Imagine que você resolvesse discordar do tempo. Como assim, discordar do tempo? Assim. Discordar do tempo. Não estou falando de algo como “arrumar o relógio errado”, para discordar do tempo. Chegar na cara do tempo e dar uma moral... Opa, mas ninguém te disse que o tempo tem uma cara? Muito menos que o tempo conversa? Nas mitologias antigas poderia ter, o que seria o caso de Chronos, o grego, e Saturno, o romano, os deuses clássicos do tempo. Porque as mitologias já foram visões de mundo bastante levadas a sério para dar conta de explicar as coisas naturais, ou simplesmente de admitir a existência de coisas incompreensíveis em sua natureza.
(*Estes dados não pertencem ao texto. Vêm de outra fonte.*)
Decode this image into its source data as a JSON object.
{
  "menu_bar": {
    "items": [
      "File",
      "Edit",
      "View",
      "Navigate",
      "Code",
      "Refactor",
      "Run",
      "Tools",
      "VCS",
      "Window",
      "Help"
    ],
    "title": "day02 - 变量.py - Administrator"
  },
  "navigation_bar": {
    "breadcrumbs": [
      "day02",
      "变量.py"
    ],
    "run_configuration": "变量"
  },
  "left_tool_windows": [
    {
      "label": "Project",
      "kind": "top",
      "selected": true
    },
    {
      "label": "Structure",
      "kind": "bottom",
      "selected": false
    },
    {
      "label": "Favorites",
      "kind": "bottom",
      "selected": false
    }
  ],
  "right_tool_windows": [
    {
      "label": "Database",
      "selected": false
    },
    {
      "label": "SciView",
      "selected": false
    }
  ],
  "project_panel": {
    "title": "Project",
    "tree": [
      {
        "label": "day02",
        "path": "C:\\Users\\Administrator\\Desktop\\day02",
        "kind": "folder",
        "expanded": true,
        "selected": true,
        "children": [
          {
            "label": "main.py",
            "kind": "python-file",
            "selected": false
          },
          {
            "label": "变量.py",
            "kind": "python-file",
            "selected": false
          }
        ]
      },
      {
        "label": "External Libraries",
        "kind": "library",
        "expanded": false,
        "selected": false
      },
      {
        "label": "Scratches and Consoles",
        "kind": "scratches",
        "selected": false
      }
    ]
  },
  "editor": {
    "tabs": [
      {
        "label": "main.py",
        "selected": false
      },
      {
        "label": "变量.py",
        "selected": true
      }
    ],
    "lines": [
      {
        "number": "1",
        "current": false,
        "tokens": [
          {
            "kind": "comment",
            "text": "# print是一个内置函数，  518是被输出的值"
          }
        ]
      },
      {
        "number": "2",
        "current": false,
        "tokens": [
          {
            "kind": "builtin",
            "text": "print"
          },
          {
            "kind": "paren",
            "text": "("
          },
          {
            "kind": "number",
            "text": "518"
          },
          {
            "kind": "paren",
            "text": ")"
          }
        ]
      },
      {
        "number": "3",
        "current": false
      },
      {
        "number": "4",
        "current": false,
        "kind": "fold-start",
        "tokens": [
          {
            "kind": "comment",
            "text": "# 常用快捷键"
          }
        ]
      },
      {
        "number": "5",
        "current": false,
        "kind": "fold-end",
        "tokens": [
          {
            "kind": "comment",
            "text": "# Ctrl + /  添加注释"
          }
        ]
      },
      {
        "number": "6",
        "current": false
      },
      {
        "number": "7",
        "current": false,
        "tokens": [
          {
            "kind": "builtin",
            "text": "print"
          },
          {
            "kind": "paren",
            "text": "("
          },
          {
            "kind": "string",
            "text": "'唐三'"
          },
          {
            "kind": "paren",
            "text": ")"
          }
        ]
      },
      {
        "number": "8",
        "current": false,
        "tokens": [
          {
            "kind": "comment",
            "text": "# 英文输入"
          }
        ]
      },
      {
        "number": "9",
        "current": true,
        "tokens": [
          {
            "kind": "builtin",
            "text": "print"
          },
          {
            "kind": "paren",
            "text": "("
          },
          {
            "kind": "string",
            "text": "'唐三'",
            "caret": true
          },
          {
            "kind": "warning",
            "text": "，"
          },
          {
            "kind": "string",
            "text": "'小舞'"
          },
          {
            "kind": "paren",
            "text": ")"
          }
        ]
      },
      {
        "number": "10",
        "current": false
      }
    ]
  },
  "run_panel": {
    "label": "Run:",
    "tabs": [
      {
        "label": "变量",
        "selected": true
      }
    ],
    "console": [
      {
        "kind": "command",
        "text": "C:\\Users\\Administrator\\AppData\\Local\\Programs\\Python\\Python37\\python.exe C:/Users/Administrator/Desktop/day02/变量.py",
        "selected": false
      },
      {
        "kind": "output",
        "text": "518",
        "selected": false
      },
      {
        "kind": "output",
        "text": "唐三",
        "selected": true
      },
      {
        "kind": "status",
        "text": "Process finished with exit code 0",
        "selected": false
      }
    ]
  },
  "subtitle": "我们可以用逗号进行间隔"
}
Em toda a sua grandeza física, o tempo, em termos absolutos, passa; e nós fenecemos. O tempo não perdoa nada nem ninguém. Em sua dimensão metafísica e filosófica, o tempo se torna juiz e executor de diversas penas e graças, tanto para punição como para redenção, respectivamente. Há muitos ditados populares sobre o tempo, muitos deles sábios, inclusive. “O tempo tudo cura”. “O tempo mostra a verdade”. O tempo isso e o tempo aquilo. Até aquele “água mole em pedra dura tanto bate até que fura” é um ditado que fala sobre o tempo, no fundo, e não sobre água e muito menos sobre pedra. Explicitando o sentido, o ditado aí diz que os efeitos da erosão são só uma questão de tempo. O tempo é tudo e tudo é uma questão de tempo.
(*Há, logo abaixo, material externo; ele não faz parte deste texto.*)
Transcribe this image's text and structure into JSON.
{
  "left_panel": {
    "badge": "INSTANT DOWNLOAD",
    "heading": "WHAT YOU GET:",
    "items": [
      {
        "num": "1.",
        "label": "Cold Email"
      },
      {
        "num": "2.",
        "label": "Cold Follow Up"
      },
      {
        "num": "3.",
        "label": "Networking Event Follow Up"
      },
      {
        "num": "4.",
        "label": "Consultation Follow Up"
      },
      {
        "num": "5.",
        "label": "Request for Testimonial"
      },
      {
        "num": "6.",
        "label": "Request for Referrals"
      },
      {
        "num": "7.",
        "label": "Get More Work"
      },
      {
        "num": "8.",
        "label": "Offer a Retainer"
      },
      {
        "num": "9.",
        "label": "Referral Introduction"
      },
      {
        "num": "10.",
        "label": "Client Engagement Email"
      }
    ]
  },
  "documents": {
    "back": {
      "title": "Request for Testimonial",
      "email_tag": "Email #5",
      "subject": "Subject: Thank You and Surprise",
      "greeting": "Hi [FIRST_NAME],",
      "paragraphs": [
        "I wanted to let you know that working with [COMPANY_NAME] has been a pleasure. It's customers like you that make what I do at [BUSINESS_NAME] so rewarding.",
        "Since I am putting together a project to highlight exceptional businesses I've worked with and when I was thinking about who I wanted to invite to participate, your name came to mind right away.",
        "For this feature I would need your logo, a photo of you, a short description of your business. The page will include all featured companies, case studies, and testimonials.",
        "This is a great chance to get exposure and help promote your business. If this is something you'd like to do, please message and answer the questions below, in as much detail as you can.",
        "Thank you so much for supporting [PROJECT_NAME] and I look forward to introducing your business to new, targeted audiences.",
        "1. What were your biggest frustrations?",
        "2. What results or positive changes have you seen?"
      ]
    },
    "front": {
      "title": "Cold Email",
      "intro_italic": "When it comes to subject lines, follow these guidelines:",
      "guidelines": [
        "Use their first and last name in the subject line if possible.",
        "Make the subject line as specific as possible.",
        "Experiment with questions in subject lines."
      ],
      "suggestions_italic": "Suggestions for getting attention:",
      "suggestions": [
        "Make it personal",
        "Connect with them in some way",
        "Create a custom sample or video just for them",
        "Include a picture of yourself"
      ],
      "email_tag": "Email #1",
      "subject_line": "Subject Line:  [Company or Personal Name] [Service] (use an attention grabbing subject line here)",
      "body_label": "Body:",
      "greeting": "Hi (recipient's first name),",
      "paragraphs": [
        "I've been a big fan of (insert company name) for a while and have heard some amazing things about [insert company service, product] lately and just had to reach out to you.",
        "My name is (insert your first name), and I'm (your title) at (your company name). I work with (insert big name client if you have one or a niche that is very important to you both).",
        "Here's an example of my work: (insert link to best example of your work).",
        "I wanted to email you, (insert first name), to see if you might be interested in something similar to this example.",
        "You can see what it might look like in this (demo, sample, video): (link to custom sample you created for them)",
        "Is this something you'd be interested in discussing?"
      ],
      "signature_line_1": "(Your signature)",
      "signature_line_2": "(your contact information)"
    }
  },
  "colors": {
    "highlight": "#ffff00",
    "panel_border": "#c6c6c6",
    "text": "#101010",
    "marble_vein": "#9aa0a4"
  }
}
Dividimos o tempo. Calculamos o tempo. Contamos o tempo. Em algumas situações, esperamos o tempo passar. Em outras ocasiões, torcemos para que o tempo não passe. Pouca gente sã ousaria dizer que resolveu, assim como quem diz que resolveu encarar o chefe e pedir um aumento, dizer que chamou o tempo no lero-lero, que resolveu bater um papo sério com o tempo. Coisa de louco isso seria. Mas ainda bem que temos, na herança de uma tradição que vem desde as mitologias, passando pelo ditirambo e várias outra coisas, a poesia e a canção. E exatamente aí, no fazer poético que não deve satisfação ao mundo como ele é, ou como a maioria de nós acha que ele é, que o poeta, em sua inspiração e graça, põe-se a dialogar com o tempo.
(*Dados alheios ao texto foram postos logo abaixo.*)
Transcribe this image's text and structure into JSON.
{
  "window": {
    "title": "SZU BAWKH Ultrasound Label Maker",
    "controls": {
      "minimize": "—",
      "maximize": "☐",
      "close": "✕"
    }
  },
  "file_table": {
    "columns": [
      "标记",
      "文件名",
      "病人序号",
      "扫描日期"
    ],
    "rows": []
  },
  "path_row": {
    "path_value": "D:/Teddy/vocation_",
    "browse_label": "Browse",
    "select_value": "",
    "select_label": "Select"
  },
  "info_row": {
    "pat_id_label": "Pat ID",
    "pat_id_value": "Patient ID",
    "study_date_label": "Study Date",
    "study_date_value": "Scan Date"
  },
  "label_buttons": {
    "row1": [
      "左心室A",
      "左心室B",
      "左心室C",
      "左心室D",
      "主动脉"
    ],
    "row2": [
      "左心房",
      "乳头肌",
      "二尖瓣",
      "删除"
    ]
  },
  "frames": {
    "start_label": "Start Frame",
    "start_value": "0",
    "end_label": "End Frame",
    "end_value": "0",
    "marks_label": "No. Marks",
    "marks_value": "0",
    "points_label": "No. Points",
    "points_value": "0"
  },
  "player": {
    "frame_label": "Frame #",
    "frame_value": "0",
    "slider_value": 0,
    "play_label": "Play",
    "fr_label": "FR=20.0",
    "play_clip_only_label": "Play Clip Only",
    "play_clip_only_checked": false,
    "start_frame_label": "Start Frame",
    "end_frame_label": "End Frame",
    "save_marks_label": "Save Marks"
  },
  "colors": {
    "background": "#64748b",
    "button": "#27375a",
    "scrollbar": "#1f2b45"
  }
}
A música Resposta ao Tempo é uma composição de Cristovão Bastos com letra de Aldir Blanc. Eu só conheço essa canção cantada pela Nana Caymmi. Podem haver outras, mas isso não vem ao caso agora. Deixemos isso para outro tempo. A idéia geral dessa canção, à primeira vista, é bem essa mesma: o eu-lírico, que se apaixona e não vê o sentimento passar, tal qual faz o tempo, chama-o para confrontar-se ele, o eu-lírico, que não passa, com ele, o tempo, que passa e apaga tudo:


Resposta ao Tempo

Batidas na porta da frente, é o tempo
Eu bebo um pouquinho pra ter o argumento

Mas fico sem jeito, calado, ele ri
Ele zomba do quanto eu chorei
Porque sabe passar e eu não sei

Num dia azul de verão sinto o vento
Há folhas no meu coração, é o tempo

Recordo um amor que perdi, ele ri
Diz que somos iguais, se eu notei
Pois não sabe ficar, e eu também não sei

E gira em volta de mim
Sussurra que apaga os caminhos
Que amores terminam no escuro sozinhos

Respondo que ele aprisiona, eu liberto
Que ele adormece as paixões, eu desperto

E o tempo se rói com inveja de mim
Me vigia querendo aprender
Como eu morro de amor pra tentar reviver

No fundo é uma eterna criança

Que não soube amadurecer

Eu posso, ele não vai poder me esquecer


Claro, toda letra interessante tem, via de regra, algum aspecto intrigante que talvez nem tenha sido pensado pelo seu autor. Isso pertence a quem lê e interpreta, muitas vezes. Nesse diálogo com o tempo pode ser, em princípio, o ainda convencionado chamar o eu do poema de eu-lírico. Até alguns dos primeiros versos tudo bem. O eu-lírico é alguém que se apaixona, não deixa que o sentimento passe, ao passo que o tempo passa e apaga... apaga a memória, apaga a história, etc.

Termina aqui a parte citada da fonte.